Part 3: UGO buys our love!
Let me tell you about how rich UGO is. Those guys have two customized A-Team supervans that play video games out the side. They hired a Jim Carrey look alike just for us to throw things at. At least that's what I think - I hope it wasn't to make us all happy. The only people that really liked that guy were the foreigners. They may not have been able to speak English well enough to find the right bathroom, but they knew every catch phrase from Ace Ventura. "Don't go in THERE! Ha ha ha!" "ARRRRRRRRRR-RIGHTY THEN!" He should have told them to stop screaming at him, but the Jim Carrey guy was just happy it wasn't another person throwing something at his eye.

UGO put us up at the Hotel Avalon in Beverly Hills, and we were lucky enough to land the cab with the driver who not only didn't know where Beverly Hills was, but didn't seem to know what numbers and street names are used for. As he drove us closer and closer to Canada, he kept trying to make excuses. "Oh. I not hear you. Me no know where is because I have cold. It is hard drive for me because my cousin is adopted." He finally got us there after we had systematically eliminated every street in Beverly Hills by driving down it.

Sean: "Hey, Erik. Give me a dollar. I have an idea. Here, cab driver Wang! Big five hundred dollars bill! It should cover the ride! Keep the change, my friend!"

Cab Driver: "What this shit is this? That only one dollar."

Sean: "Oh, so now you understand my country's numbers?"

Cab Driver: "You pay, USA!"

Sean: "Chet. Kick his ass."

Chet: "It's lunch time. FOR MY FIST!" [Chet doesn't make a lot of sense when he's trying to be a badass. One time he told a guy in a bar to BAKE THIS CAKE, BAKER MAN. - ed.]

Erik and I left to check into the room, and when we came back out, Chet had used his caveman instincts to make us all boots from the hide of the former cab driver. Perfect! Just in time for E3. Chet: "I also took a crap on him. You should probably put that in the article."

I don't know why I went to the E3 thing. I haven't liked a video game since 1985. Now games are just the CD loading broken up by a hotpants chick with huge fake tits. Thanks, game designers, but I don't need your fat asses to turn my playstation into a simulation of a long drive to the strip bar. Besides, couldn't you at least try to trick me with the boobs? Lara Croft looks like she jammed party hats down her shirt. I've drawn tits on urinals that look more real than that. Shit, I've seen tit-shaped crackers that tricked me more.

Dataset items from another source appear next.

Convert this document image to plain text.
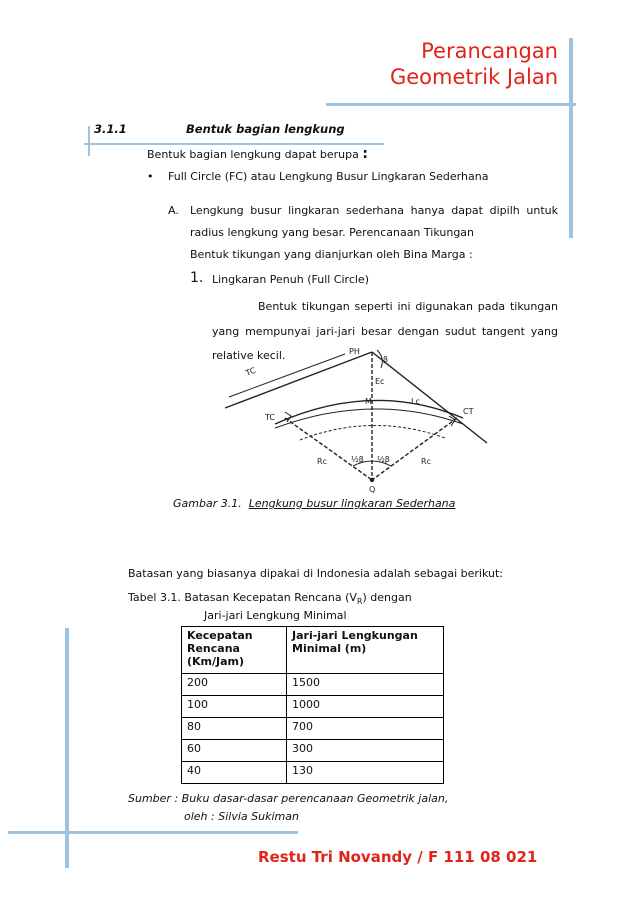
Perancangan
Geometrik Jalan
3.1.1	Bentuk bagian lengkung
Bentuk bagian lengkung dapat berupa :
• Full Circle (FC) atau Lengkung Busur Lingkaran Sederhana
A. Lengkung busur lingkaran sederhana hanya dapat dipilh untuk
radius lengkung yang besar. Perencanaan Tikungan
Bentuk tikungan yang dianjurkan oleh Bina Marga :
1. Lingkaran Penuh (Full Circle)
Bentuk tikungan seperti ini digunakan pada tikungan
yang mempunyai jari-jari besar dengan sudut tangent yang
relative kecil.
TC
PH
β
Ec
M	Lc
TC
CT
Rc	Rc
½β ½β
Q
Gambar 3.1. Lengkung busur lingkaran Sederhana
Batasan yang biasanya dipakai di Indonesia adalah sebagai berikut:
Tabel 3.1. Batasan Kecepatan Rencana $(V_R)$ dengan
Jari-jari Lengkung Minimal
Kecepatan Rencana (Km/Jam)	Jari-jari Lengkungan Minimal (m)
200	1500
100	1000
80	700
60	300
40	130
Sumber : Buku dasar-dasar perencanaan Geometrik jalan,
oleh : Silvia Sukiman
Restu Tri Novandy / F 111 08 021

I haven't done anything but play video games since 1985.  What's worse, I hate them.  But I can't help it.  It's like a facial tic, except it covers my whole body and takes up all my time.  UGO treated Sean and Chet very well.  But they didn't even know who Mark and I were.  They gave Sean and Chet hotel rooms and rides in their Humvee and fancy rap sneakers.  Mark and I got a pack of UGO matches.   "To share," the UGO rep told us.  Then he must have thought we didn't hear him because he said it again: "that's for you two to share."

That's Mark and I with our matches.  I asked the UGO lady to take a closeup of the matchbook, but she wouldn't do it.  The matchbook in the insert is one I found on Ebay - where apparently you really can sell anything - but it gives you a good idea of the general dimensions of our UGO matchbook.  In case you want to describe it to people who don't have the Internet. 

So I didn't go to E3 for the video games. I went for Gary Coleman. Gary was at UGO's booth because they're rich and he's fucking Gary Coleman. If there was ever a celebrity that I wanted to strap to my back and learn to use the Force from, it's him.

Also, those annoying Olsen girls are starting to get pretty hot. I don't know if they're old enough for me to be saying shit like that, but someone's making them up like barflies in tube tops and leather pants, so it's not really my fault. Did you know they were in a video game? Neither did anybody in the world besides four bored 10 year old girls with Game Boys. Two underage actresses from movies no one's heard of were promoting a game no one's going to buy. They were just two hooker-looking specks at the end of a three mile line of autograph seekers. (pictured at the right: I think it's the one that played the indian in How the West was FUN!)